At step 114, the processor 36 traverses distance P at Arm2Angle plus 90 degrees to find the vertical position of the sensor PSensor. Step 114 then proceeds to step 116.
At step 116, the processor calculates the difference in depth between the calculated depth PSensor and the Depth sensor reading. Step 116 then proceeds to step 118 where the calculated offset is subtracted from points P1, P2, P3 and P4. The vertical depth of P4 as corrected by the offset is then displayed on the video monitor of the processor 36. Step 118 then branches back to step 100 where the above process is iteratively repeated.
It will, of course, be understood that the flowchart illustrated in FIG. 2 is merely exemplary of one way to determine the depth of the bucket cutting edge P4 from the sensor readings. Other calculation methods may alternatively be used without deviation from the spirit or scope of the invention.
From the foregoing, it can be seen that the present invention provides a novel way of determining the actual depth of the cutting edge of the power shovel having two or more manipulator arms. Having described my invention, however, many modifications thereto will become apparent to those skilled in the art to which it pertains without deviation from the spirit of the invention as defined by the scope of the appended claims.

Claims

1. For use in conjunction with an underwater dredging apparatus having a power shovel with a power house, a bucket and at least two manipulator arms extending between the bucket and the power house which position the bucket, a system for determining the underwater depth of the bucket comprising:

a data processor,

a depth sensor attached to one manipulator arm, said sensor providing an output signal representative of the depth of the sensor to said data processor,

an angle sensor attached to each manipulator arm, said angle sensors providing an output signal representative of the angle of each manipulator arm,

said data processor programmed to calculate the depth of the bucket as a function of said depth sensor and said angle sensor outputs, and

a video display operatively connected to said data processor which displays the depth of the bucket.
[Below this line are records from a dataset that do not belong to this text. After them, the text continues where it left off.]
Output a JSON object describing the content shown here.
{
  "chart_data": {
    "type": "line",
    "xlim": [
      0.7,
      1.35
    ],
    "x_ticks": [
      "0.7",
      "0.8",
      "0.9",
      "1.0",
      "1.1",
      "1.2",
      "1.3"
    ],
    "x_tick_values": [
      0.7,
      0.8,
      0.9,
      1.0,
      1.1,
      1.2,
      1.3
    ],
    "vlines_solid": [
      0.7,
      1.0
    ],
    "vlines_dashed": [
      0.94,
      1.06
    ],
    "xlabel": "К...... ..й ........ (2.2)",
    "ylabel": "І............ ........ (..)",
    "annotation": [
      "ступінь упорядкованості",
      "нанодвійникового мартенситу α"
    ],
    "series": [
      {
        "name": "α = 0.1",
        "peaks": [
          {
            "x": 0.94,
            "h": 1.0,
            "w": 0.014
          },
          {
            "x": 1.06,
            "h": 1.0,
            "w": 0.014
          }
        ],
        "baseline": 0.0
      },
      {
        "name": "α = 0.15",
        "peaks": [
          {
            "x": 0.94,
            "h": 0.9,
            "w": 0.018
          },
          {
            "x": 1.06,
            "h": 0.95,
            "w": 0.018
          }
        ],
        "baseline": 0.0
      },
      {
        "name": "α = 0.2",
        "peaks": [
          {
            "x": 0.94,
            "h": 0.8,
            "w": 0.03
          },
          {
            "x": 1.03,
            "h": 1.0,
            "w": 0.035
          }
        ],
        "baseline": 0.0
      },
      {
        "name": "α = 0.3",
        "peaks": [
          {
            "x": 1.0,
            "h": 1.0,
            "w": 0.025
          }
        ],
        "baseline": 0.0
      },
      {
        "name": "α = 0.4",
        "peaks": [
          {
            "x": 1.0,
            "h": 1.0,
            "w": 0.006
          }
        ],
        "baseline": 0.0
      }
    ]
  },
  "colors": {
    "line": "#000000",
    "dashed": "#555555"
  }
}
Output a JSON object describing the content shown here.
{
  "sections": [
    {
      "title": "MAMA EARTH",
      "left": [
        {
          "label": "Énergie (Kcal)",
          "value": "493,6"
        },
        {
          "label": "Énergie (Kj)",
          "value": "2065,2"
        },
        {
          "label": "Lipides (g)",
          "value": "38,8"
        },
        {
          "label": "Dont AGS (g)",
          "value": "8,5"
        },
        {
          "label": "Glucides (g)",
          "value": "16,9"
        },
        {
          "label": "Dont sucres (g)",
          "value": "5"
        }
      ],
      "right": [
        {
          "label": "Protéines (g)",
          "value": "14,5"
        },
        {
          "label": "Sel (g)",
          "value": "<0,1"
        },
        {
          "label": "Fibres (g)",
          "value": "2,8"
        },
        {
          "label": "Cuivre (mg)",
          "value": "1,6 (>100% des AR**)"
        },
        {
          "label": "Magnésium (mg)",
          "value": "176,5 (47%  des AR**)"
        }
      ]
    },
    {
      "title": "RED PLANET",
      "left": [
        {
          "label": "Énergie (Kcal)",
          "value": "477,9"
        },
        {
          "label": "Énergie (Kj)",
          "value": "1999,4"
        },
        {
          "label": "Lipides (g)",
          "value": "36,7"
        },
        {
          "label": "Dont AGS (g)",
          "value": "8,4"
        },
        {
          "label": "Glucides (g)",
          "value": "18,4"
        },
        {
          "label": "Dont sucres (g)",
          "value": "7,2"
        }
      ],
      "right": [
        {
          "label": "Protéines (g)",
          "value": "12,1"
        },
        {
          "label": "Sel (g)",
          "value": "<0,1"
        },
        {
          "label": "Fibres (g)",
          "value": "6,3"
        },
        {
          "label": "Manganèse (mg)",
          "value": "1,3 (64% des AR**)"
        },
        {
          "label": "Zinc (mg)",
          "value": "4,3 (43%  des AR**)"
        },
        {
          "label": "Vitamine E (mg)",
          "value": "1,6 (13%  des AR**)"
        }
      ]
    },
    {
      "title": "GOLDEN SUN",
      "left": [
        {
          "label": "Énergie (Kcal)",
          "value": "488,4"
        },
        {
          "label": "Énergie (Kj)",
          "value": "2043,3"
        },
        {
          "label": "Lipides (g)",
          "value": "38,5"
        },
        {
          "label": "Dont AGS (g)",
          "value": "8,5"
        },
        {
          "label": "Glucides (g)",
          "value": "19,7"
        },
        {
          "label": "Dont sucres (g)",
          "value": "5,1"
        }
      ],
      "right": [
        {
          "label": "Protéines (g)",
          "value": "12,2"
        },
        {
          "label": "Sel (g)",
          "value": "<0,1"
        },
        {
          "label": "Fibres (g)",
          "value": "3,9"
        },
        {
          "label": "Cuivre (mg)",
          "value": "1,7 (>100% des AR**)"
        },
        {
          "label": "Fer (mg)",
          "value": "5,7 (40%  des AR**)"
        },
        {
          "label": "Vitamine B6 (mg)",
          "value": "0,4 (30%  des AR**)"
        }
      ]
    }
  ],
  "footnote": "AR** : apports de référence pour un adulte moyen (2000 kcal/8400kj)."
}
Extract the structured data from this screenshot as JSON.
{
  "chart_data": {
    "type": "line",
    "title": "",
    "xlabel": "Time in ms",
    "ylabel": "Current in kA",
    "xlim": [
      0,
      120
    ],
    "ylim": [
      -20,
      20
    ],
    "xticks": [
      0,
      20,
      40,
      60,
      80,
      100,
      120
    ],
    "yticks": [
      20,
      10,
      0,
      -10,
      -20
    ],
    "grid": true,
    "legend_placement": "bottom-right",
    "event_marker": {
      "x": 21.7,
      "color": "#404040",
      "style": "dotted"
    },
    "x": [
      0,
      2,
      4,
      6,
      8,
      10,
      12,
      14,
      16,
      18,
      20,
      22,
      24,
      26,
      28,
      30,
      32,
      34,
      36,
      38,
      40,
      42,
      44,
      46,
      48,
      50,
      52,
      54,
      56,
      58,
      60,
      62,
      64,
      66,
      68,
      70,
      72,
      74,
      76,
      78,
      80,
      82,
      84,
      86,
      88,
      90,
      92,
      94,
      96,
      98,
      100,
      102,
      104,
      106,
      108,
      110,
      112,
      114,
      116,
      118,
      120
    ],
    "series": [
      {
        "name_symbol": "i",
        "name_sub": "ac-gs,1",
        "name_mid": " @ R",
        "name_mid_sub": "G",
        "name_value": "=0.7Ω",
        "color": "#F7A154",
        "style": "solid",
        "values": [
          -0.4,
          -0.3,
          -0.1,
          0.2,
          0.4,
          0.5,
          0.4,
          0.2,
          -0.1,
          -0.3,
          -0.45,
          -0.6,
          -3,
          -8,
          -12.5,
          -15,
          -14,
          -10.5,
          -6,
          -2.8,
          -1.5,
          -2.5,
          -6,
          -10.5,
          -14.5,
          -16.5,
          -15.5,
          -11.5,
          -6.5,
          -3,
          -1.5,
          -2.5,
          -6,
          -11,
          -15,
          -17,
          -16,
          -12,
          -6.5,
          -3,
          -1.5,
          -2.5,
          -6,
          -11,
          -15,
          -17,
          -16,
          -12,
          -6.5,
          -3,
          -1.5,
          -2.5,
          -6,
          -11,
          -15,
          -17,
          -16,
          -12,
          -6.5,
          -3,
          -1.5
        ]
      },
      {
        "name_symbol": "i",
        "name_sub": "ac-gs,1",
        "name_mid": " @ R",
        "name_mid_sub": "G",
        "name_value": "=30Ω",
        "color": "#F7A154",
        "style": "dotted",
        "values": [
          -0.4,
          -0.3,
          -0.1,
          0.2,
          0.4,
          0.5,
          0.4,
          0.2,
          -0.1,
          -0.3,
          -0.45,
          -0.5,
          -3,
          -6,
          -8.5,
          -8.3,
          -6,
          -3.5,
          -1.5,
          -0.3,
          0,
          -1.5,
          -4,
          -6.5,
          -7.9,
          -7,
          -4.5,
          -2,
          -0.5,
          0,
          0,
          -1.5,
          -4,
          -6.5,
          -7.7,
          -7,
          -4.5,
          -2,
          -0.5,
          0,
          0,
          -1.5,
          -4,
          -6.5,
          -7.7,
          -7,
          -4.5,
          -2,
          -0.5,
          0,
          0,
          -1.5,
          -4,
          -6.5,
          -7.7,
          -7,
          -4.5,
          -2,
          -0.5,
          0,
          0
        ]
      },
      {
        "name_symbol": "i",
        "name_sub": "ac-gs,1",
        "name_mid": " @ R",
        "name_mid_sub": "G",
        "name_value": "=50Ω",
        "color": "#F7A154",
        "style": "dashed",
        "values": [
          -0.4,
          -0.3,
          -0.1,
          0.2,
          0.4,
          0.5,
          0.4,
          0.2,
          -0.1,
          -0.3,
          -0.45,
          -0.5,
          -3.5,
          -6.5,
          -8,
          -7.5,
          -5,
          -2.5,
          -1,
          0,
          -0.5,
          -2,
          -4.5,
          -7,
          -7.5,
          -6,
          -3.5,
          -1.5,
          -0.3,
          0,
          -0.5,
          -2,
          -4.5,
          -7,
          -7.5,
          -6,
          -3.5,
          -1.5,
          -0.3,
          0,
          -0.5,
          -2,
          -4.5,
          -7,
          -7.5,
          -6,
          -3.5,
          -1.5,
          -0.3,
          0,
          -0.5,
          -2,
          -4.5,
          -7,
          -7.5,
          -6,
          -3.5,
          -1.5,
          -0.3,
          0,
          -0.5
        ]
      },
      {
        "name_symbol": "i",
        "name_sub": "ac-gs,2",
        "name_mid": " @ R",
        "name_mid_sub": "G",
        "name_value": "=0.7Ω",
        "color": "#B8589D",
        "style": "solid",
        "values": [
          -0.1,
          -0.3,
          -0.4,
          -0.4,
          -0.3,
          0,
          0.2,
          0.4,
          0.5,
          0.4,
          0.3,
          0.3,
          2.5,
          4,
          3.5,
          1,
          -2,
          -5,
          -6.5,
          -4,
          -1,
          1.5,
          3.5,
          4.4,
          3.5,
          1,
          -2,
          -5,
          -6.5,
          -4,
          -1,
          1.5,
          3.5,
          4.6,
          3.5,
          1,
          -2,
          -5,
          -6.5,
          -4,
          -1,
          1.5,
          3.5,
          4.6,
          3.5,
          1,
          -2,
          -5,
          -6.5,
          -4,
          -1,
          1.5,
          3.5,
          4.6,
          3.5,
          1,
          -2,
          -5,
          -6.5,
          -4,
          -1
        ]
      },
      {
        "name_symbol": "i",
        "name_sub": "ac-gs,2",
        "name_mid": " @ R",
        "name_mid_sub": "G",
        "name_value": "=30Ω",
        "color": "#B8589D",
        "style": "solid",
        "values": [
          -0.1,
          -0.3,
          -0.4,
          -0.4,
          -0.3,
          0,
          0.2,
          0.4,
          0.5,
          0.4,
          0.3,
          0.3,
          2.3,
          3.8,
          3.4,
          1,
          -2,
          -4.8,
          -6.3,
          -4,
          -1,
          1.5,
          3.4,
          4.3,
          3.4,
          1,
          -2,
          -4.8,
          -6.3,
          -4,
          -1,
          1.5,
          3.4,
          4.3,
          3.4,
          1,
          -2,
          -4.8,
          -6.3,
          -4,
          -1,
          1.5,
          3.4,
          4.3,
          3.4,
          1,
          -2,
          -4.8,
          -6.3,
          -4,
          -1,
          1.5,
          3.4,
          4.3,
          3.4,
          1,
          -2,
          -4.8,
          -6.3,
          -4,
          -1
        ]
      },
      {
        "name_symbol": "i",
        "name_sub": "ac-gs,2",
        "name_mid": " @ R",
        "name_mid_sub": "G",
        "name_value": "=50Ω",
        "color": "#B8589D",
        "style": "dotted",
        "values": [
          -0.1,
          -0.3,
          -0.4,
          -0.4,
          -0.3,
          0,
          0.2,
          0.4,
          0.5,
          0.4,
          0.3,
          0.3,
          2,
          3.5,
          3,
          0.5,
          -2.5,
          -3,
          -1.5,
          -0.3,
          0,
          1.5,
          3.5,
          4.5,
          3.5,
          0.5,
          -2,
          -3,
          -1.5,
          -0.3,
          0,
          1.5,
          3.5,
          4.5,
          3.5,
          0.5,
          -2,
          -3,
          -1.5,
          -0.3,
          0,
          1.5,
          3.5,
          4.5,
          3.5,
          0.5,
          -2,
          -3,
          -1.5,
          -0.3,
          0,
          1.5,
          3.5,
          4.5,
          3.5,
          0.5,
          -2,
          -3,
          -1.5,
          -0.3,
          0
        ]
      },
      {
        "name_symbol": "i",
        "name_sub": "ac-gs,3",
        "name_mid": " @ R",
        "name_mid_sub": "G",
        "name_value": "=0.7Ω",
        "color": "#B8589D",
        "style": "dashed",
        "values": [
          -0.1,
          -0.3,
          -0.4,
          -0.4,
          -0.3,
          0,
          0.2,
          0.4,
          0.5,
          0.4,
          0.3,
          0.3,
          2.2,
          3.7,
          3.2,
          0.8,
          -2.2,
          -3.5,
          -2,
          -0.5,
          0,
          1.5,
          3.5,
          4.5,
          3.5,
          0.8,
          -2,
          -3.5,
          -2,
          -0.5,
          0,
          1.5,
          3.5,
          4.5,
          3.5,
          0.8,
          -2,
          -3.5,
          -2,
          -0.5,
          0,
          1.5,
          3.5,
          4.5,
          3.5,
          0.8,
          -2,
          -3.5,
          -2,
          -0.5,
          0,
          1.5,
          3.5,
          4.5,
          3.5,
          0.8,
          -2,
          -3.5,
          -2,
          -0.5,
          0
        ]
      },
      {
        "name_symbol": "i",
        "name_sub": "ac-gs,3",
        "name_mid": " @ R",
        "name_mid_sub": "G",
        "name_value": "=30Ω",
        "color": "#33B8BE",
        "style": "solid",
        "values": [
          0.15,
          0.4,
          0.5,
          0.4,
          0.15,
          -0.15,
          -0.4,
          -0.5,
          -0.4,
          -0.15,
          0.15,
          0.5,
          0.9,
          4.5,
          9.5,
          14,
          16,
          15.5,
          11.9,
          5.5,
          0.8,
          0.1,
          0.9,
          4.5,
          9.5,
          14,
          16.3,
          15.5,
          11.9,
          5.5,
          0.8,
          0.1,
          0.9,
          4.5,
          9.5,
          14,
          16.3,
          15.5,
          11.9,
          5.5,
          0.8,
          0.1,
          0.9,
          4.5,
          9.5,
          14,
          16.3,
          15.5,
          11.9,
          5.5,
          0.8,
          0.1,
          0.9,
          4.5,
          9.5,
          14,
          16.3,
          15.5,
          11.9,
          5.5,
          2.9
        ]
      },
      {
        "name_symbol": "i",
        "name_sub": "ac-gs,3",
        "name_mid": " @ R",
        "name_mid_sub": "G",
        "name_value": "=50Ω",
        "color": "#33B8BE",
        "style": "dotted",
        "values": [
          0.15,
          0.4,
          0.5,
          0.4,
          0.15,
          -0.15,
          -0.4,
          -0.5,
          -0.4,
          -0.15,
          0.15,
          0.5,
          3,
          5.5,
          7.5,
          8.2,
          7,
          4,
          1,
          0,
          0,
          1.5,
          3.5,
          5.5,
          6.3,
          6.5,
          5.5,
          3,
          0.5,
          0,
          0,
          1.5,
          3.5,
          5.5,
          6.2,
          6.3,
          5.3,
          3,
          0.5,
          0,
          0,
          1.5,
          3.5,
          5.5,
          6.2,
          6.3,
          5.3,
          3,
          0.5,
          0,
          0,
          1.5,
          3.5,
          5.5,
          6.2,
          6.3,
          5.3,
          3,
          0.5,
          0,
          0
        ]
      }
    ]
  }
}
2. The invention as defined in claim 1 wherein said depth sensor comprises a pressure sensor.

3. The invention as defined in claim 1 wherein said data processor comprises a computer.

4. The invention as defined in claim 3 wherein said computer comprises a laptop computer and wherein said video display comprises a screen of said laptop computer.

5. The invention as defined in claim 1 and comprising an angle sensor connected to the bucket which generates an output signal representative of the angle of the bucket relative to one manipulator arm, said bucket angle sensor output being coupled as an input signal to said processor.

6. The invention as defined in claim 1 wherein each angle sensor comprises an inclinometer.

7. A method for use with a power shovel having at least two articulated manipulator arms and a bucket connected to one manipulator arm for determining actual bucket depth during underwater dredging in which a depth sensor is attached to said one manipulator arm and angle sensors are connected to said arms comprising the steps of:

inputting outputs from said angle sensors,

determining a bucket depth and depth sensor depth as a function of the angle sensor outputs,

inputting an output from the depth sensor,

calculating the actual sensor depth as a function of the output signal from the depth sensor,

calculating an offset as the difference between the calculated sensor depth and the actual sensor depth,

calculating the actual bucket depth by subtracting the offset from the calculated bucket depth, and

thereafter displaying the actual bucket depth.